Gli aneddoti di Marotta
Sfogliando le pagine della memoria, proprio Marotta racconta di fine secolo scorso, quando dirigeva il Venezia e viaggiava in direzione Milano per prendere un centrocampista bravo ma senza fantasia: Federico Giunti dal Milan. Tutto fatto, a parole, ma all’improvviso l’affare salta. In ansia perché rischia di tornare a mani vuote dall’allora irascibile presidente Zamparini, Marotta si salva perché fa uno “stop and go” in autogrill per rispondere a un numero anonimo. Non è un call center: è l’Inter che offre gratis Recoba, basta farlo giocare. Così, anziché un ordinato centrocampista centrale di quantità, il buon Marotta prende un disordinato fantasista di qualità. Il Venezia era ultimo. Alla fine si salva. Con i gol di Recoba e senza il regista che cercava sul mercato. L’Inter di quest’anno è fortissima, ben costruita e benissimo allenata. Ma nasce anche dalle opportunità successive a due tradimenti improvvisi e che sembravano quasi irreparabili. Infatti arrivano il campione del presente (Pavard) e il prospetto del futuro (Bisseck) solo grazie a Skriniar che giocherella con il rinnovo del contratto e la fascia da capitano, salvo poi scegliere Parigi. L’arrivo di Thuram è invece legato a Lukaku, il tradimento che più ha appassionato e avvelenato sotto l’ombrellone (“sotto l’ombrellone” fa molto vintage, proprio come “tradimento” riferito al calcio…).

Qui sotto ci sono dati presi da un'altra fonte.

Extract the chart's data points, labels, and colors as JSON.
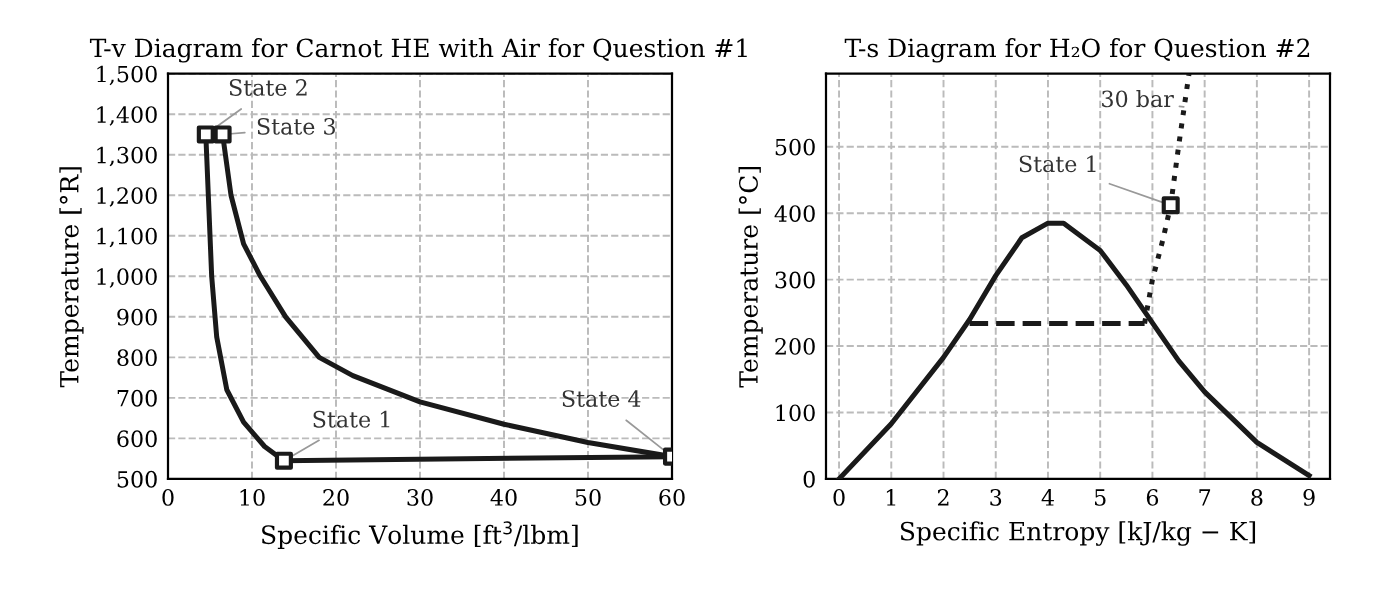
{
  "chart_data": [
    {
      "type": "line",
      "title": "T-v Diagram for Carnot HE with Air for Question #1",
      "xlabel": "Specific Volume [ft$^{3}$/lbm]",
      "ylabel": "Temperature [°R]",
      "xlim": [
        0,
        60
      ],
      "ylim": [
        500,
        1500
      ],
      "xticks": [
        0,
        10,
        20,
        30,
        40,
        50,
        60
      ],
      "yticks": [
        500,
        600,
        700,
        800,
        900,
        {
          "value": 1000,
          "label": "1,000"
        },
        {
          "value": 1100,
          "label": "1,100"
        },
        {
          "value": 1200,
          "label": "1,200"
        },
        {
          "value": 1300,
          "label": "1,300"
        },
        {
          "value": 1400,
          "label": "1,400"
        },
        {
          "value": 1500,
          "label": "1,500"
        }
      ],
      "grid": true,
      "legend": false,
      "series": [
        {
          "color": "#1a1a1a",
          "line_style": "solid",
          "x": [
            4.5,
            4.8,
            5.2,
            5.8,
            7,
            9,
            11.5,
            13.8
          ],
          "values": [
            1350,
            1200,
            1000,
            850,
            720,
            640,
            580,
            545
          ]
        },
        {
          "color": "#1a1a1a",
          "line_style": "solid",
          "x": [
            6.5,
            7.5,
            9,
            11,
            14,
            18,
            22,
            30,
            40,
            50,
            60
          ],
          "values": [
            1350,
            1200,
            1080,
            1000,
            900,
            800,
            755,
            690,
            635,
            590,
            555
          ]
        },
        {
          "color": "#1a1a1a",
          "line_style": "solid",
          "x": [
            13.8,
            60
          ],
          "values": [
            545,
            555
          ]
        },
        {
          "type": "scatter",
          "marker": "square",
          "color": "#1a1a1a",
          "x": [
            13.8,
            4.5,
            6.5,
            60
          ],
          "values": [
            545,
            1350,
            1350,
            555
          ]
        }
      ],
      "annotations": [
        {
          "text": "State 1",
          "x": 13.8,
          "y": 545
        },
        {
          "text": "State 2",
          "x": 4.5,
          "y": 1350
        },
        {
          "text": "State 3",
          "x": 6.5,
          "y": 1350
        },
        {
          "text": "State 4",
          "x": 60,
          "y": 555
        }
      ]
    },
    {
      "type": "line",
      "title": "T-s Diagram for H₂O for Question #2",
      "xlabel": "Specific Entropy [kJ/kg − K]",
      "ylabel": "Temperature [°C]",
      "xlim": [
        -0.25,
        9.4
      ],
      "ylim": [
        0,
        610
      ],
      "xticks": [
        0,
        1,
        2,
        3,
        4,
        5,
        6,
        7,
        8,
        9
      ],
      "yticks": [
        0,
        100,
        200,
        300,
        400,
        500
      ],
      "grid": true,
      "legend": false,
      "series": [
        {
          "color": "#1a1a1a",
          "line_style": "solid",
          "x": [
            0,
            1,
            2,
            2.5,
            3,
            3.5,
            4,
            4.3,
            5,
            5.5,
            6,
            6.5,
            7,
            8,
            9
          ],
          "values": [
            0,
            83,
            183,
            240,
            306,
            363,
            385,
            385,
            344,
            292,
            235,
            178,
            131,
            55,
            5
          ]
        },
        {
          "color": "#1a1a1a",
          "line_style": "dashed",
          "x": [
            2.5,
            5.85
          ],
          "values": [
            234,
            234
          ]
        },
        {
          "color": "#1a1a1a",
          "line_style": "dotted",
          "x": [
            5.85,
            6.0,
            6.2,
            6.35,
            6.5,
            6.7
          ],
          "values": [
            234,
            300,
            360,
            412,
            500,
            610
          ]
        },
        {
          "type": "scatter",
          "marker": "square",
          "color": "#1a1a1a",
          "x": [
            6.35
          ],
          "values": [
            412
          ]
        }
      ],
      "annotations": [
        {
          "text": "30 bar",
          "x": 6.6,
          "y": 560
        },
        {
          "text": "State 1",
          "x": 6.35,
          "y": 412
        }
      ]
    }
  ]
}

Thuram, il parametro zero di Ausilio
Il figlio d’arte, Thuram appunto, è una splendida intuizione del direttore sportivo Ausilio, che lo coccola da “parametro zero”, vince il derby dell’ingaggio con il Milan e quindi suggerisce a Inzaghi di trasformarlo da generosa ma sterile seconda punta a centravanti fornitore di assist e gol. Aggiornamento riuscito, oggi. Ma non l’altro ieri, perché durante l’estate l’Inter va a caccia di un attaccante vero e ci prova con tutti: Morata, Scamacca, Balogun, guarda caso Taremi appena preso a parametro zero e perfino Choupo-Moting, fino a pagare dieci milioni al Bologna per il trentaquattrenne Arnautovic. Ricordate qual era il gran colpo del mercato nerazzurro, quello strappato alla concorrenza di Napoli, Roma e Juventus? Sì, Frattesi. Proprio lui. È stato valutato più di 30 milioni ma finora ha giocato – peraltro molto bene – solo pochissime partite da titolare. Andrà all’Europeo e sarà punto di forza in azzurro con Spalletti. Il giocatore c’è, l’investimento anche. Ma non è un “parametro zero”, sta in panchina, rendeva di più quando era allenato da Dionisi, ha un ottimo monte ingaggi personale e tutto il resto. Finisce qui la risposta ragionevole sulla narrazione malevola. Tanto, più che le parole, resta il bello del calcio che si gioca in campo, non su un foglio excel. E per fortuna le squadre non si fanno con l’intelligenza artificiale, né si spiegano con la malafede naturale. Proprio l’Inter ne è la dimostrazione.